Je n’ai donc pas chercher à optimiser, et j’ai paramétré ConverseJS pour qu’il remonte l’historique quand on rejoint le tchat.

Bon bah... 400 personnes d’un coup, X messages * 400 à remonter. Tout ça étant stocké dans des fichiers (cf storage=internal dans la conf Prosody), bah... Ça ne pouvait pas bien se passer.

Autre problème, complètement inattendu celui-là : je ne « prune » (nettoie) pas les messages dans ConverseJS.
Donc au bout de quelques centaines de messages, le JS du navigateur se met à ramer sévère. Ça lag à chaque pression de touche.

Donc... Des gens ont rafraichis la page un peu tout le temps pendant le live. Et donc... Cf points ci-dessus.

Je vais donc changer tout ça très prochainement.

 6. Charge réseau dû au téléchargement de ConverseJS

La façon dont j’ai intégré ConverseJS dans le plugin fait que :

  • ConverseJS entier est inclus, même les modules dont je n’ai pas besoin
  • ça passe par nginx, puis NodeJS, pour charger les fichiers.

Donc à chaque fois qu’une personne a ouvert la page, ou raffraichi... Ça a téléchargé plusieurs Mo en passant par Nginx puis NodeJS. Ça doit expliquer une autre partie du trafic réseau démesuré relevé par Octopuce.

À noter que j’ai déjà commencé à changer tout ça. Si tout va bien, dans la prochaine version du plugin, ConverseJS sera optimisé, et chargé plus efficacement.

 7. Join/Quit et activité

Truc très con... J’ai activé l’affichage des messages de join/quit dans les salons (« Juliette a rejoins le salon »), ainsi que les messages d’activité (« Patrice est entrain d’écire »)... 400 personnes qui join/quit plusieurs fois, et qui floodent pour tester... Bah là aussi, ça en fait du trafic (et du JS qui rame).

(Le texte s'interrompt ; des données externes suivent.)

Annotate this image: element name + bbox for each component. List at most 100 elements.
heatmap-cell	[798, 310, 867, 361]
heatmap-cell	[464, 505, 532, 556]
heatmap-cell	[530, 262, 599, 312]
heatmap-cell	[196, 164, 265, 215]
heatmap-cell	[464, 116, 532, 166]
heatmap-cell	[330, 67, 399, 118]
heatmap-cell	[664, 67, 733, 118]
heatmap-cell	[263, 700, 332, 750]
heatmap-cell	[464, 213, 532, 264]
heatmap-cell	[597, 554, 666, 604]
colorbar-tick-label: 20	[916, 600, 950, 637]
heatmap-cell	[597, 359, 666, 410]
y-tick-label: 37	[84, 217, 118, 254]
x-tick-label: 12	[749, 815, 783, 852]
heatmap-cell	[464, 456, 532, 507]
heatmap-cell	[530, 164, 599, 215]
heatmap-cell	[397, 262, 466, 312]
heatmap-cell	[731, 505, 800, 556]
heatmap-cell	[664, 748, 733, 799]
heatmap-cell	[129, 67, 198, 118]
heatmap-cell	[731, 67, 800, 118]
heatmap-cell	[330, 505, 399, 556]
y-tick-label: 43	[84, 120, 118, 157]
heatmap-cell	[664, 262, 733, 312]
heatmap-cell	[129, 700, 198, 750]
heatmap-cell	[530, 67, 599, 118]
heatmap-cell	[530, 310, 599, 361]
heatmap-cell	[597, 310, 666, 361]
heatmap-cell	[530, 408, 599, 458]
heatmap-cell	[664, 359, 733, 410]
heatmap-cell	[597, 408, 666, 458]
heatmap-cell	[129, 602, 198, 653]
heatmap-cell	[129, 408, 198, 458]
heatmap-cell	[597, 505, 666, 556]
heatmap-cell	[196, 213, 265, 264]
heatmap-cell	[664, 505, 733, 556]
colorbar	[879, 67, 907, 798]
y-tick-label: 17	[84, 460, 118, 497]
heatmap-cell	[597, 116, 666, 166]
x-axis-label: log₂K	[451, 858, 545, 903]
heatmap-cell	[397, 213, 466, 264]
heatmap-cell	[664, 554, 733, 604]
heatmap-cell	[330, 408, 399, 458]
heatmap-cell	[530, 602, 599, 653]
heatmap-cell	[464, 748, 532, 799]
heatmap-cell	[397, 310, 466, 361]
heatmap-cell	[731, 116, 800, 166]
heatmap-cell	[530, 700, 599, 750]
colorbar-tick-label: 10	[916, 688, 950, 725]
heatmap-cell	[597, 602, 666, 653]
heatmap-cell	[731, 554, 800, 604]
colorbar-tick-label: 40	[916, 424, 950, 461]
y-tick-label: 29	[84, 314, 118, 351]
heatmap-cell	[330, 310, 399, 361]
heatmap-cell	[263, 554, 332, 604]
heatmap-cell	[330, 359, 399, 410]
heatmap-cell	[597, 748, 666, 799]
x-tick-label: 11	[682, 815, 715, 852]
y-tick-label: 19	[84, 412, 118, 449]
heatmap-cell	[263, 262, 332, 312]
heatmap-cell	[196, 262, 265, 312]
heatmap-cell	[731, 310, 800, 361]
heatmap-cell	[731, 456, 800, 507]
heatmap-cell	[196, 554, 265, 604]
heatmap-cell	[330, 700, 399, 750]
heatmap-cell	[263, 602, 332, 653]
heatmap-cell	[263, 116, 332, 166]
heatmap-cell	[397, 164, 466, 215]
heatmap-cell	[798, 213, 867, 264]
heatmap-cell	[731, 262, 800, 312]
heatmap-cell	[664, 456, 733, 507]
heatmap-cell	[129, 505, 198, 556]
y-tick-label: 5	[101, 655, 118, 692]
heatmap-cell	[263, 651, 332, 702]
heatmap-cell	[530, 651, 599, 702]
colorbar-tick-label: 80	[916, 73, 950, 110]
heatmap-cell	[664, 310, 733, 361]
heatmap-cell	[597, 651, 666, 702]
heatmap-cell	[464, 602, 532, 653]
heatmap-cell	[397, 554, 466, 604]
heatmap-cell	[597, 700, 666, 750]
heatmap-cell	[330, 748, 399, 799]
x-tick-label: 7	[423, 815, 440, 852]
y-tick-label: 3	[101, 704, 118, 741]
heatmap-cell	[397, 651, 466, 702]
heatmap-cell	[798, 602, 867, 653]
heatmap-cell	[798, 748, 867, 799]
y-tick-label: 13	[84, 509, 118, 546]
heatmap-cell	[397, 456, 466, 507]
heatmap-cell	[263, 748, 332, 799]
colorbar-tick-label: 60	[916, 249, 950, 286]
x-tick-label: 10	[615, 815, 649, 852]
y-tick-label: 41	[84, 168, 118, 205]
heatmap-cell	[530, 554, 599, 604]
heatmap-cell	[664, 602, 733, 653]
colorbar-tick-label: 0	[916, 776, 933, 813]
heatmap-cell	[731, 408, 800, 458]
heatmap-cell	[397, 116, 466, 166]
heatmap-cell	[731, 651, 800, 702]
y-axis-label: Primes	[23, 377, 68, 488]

Je vais retirer ça. Peut être juste laisser les join/quit pour les modérateurs. Mais les messages « Jack est entrain d’écrire » n’ont aucun intérêt, si ce n’est générer des centaines de messages XMPP pour rien.

 8. Changements de pseudos

Pour que les personnes sans compte Peertube (ici 400 personnes) puissent voir le tchat en live, avant même de choisir un pseudo, je leur assigne un pseudo aléatoire de la forme « Anonymous 123456 ».

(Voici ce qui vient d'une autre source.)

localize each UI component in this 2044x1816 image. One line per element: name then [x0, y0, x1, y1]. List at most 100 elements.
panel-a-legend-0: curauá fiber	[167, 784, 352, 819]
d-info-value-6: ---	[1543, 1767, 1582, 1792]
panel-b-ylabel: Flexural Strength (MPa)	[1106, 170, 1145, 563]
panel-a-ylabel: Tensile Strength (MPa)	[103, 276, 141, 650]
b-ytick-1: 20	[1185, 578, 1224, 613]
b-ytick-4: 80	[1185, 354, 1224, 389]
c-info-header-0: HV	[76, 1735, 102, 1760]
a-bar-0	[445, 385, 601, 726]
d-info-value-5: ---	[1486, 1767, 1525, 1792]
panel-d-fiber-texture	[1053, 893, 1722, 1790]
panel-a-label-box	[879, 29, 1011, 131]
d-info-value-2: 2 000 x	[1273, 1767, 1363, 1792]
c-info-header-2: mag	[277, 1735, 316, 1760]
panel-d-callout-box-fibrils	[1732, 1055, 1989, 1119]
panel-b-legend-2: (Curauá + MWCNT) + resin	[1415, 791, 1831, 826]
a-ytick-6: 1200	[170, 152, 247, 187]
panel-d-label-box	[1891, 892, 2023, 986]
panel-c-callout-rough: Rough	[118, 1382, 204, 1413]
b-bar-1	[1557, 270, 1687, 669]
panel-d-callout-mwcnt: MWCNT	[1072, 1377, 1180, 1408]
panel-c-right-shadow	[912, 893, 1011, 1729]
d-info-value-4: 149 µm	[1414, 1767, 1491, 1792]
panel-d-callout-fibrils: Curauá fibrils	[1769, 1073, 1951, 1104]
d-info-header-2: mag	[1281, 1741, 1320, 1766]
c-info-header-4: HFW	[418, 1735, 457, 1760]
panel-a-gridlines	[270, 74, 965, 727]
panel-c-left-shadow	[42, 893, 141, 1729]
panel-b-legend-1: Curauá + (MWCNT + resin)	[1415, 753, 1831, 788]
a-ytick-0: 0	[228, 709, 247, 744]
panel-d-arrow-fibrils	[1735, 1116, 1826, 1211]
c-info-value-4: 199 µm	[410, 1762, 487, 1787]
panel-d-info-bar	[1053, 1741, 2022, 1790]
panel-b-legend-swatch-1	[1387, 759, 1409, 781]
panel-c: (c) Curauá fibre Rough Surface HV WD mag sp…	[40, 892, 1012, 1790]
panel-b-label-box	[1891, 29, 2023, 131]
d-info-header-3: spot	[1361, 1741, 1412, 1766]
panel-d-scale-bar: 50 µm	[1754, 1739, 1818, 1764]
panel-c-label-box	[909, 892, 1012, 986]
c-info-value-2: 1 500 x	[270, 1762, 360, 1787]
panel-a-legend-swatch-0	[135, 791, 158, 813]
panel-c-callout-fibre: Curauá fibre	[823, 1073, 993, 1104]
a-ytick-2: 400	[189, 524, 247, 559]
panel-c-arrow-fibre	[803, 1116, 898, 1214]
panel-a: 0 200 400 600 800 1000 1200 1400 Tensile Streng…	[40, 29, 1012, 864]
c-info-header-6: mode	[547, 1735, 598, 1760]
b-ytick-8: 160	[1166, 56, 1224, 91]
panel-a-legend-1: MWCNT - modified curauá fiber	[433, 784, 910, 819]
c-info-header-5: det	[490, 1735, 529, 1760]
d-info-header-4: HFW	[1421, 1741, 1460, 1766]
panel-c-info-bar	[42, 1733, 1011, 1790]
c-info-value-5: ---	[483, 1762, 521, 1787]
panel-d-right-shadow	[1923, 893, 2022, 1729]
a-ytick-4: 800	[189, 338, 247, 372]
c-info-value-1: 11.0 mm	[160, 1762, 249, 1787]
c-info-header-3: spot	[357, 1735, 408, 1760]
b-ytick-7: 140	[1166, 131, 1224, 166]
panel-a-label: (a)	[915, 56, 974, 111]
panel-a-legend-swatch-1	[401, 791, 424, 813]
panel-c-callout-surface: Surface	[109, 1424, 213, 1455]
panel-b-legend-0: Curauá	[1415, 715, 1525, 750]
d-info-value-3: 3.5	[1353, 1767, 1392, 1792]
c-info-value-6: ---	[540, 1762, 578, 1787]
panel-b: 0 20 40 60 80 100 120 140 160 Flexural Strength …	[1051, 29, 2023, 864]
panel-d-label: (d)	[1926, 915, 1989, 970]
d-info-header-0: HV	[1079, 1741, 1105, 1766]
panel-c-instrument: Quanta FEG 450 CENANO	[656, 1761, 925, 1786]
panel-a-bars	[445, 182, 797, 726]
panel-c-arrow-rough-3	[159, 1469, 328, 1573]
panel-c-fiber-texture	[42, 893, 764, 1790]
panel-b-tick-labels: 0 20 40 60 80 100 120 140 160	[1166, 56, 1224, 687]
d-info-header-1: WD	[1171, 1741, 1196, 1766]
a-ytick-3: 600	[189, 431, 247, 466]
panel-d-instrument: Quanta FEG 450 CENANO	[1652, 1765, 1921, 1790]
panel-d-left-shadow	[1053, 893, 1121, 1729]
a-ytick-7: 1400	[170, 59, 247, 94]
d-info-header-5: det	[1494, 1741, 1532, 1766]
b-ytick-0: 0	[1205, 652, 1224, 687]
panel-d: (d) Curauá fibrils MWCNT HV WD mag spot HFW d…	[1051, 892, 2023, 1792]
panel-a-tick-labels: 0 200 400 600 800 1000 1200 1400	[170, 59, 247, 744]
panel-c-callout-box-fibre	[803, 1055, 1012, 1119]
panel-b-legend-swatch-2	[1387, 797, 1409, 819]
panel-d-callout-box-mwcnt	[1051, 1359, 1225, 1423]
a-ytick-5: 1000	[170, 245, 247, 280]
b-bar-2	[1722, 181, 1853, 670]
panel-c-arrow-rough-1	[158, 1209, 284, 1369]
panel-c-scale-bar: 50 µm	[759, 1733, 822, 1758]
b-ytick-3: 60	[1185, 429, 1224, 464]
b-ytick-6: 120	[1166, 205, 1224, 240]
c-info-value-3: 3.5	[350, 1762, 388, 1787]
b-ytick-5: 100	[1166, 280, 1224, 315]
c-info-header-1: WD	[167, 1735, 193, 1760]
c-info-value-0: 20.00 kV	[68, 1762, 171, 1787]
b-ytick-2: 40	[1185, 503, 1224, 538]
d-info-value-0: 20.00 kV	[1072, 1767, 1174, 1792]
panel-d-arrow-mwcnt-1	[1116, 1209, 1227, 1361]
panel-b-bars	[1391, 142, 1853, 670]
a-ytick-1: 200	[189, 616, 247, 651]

Pour pouvoir chatter, iels doivent d’abord choisir un pseudonyme... Engendrant donc des centaines de changements de pseudo (et autant de messages XMPP).
Et ConverseJS qui va afficher « Anonymous_123456 devient Camille » à chaque fois...
Beaucoup de trafic, et beaucoup de JavaScript qui tourne pour pas grand chose.

Je vais probablement masquer les messages de ce type. Au moins quand le pseudo de départ est « Anonymous_123456 ». Je réfléchi d’ailleurs aussi à retirer celles et ceux qui n’ont pas encore choisi de pseudo de la liste des connecté⋅es, pour n’y laisser qu’un compteur « X anonymes ». Ça ne pourra qu’alléger la charge dans le navigateur web.

 Conclusions

Comme indiqué dans le titre, cet article est un « retour rapide » (enfin, rapide...). J’ai noté ici ce qui me venait spontanément à l’esprit durant sa rédaction. Il est possible que j’ai oublié d’autres choses. Quoi qu’il en soit, j’avais tout noté et rangé sur github (en anglais).

J’ai encore beaucoup d’axes d’amélioration pour ce plugin. Ne reste plus qu’à s’y mettre !

 Remerciements

Je voudrais en profiter pour remercier la communauté XMPP. Plusieurs personnes travaillant sur Prosody, ConverseJS, les XEP, etc. observent mon travail, et proposent régulièrement leur aide.
Merci à vous pour votre aide, cela me conforte dans le choix de technologie que j’ai fait en commençant ce projet.

Merci aussi à David, son équipe, Octopuce, et Framasoft. C’était un chouette live, et riche en enseignements.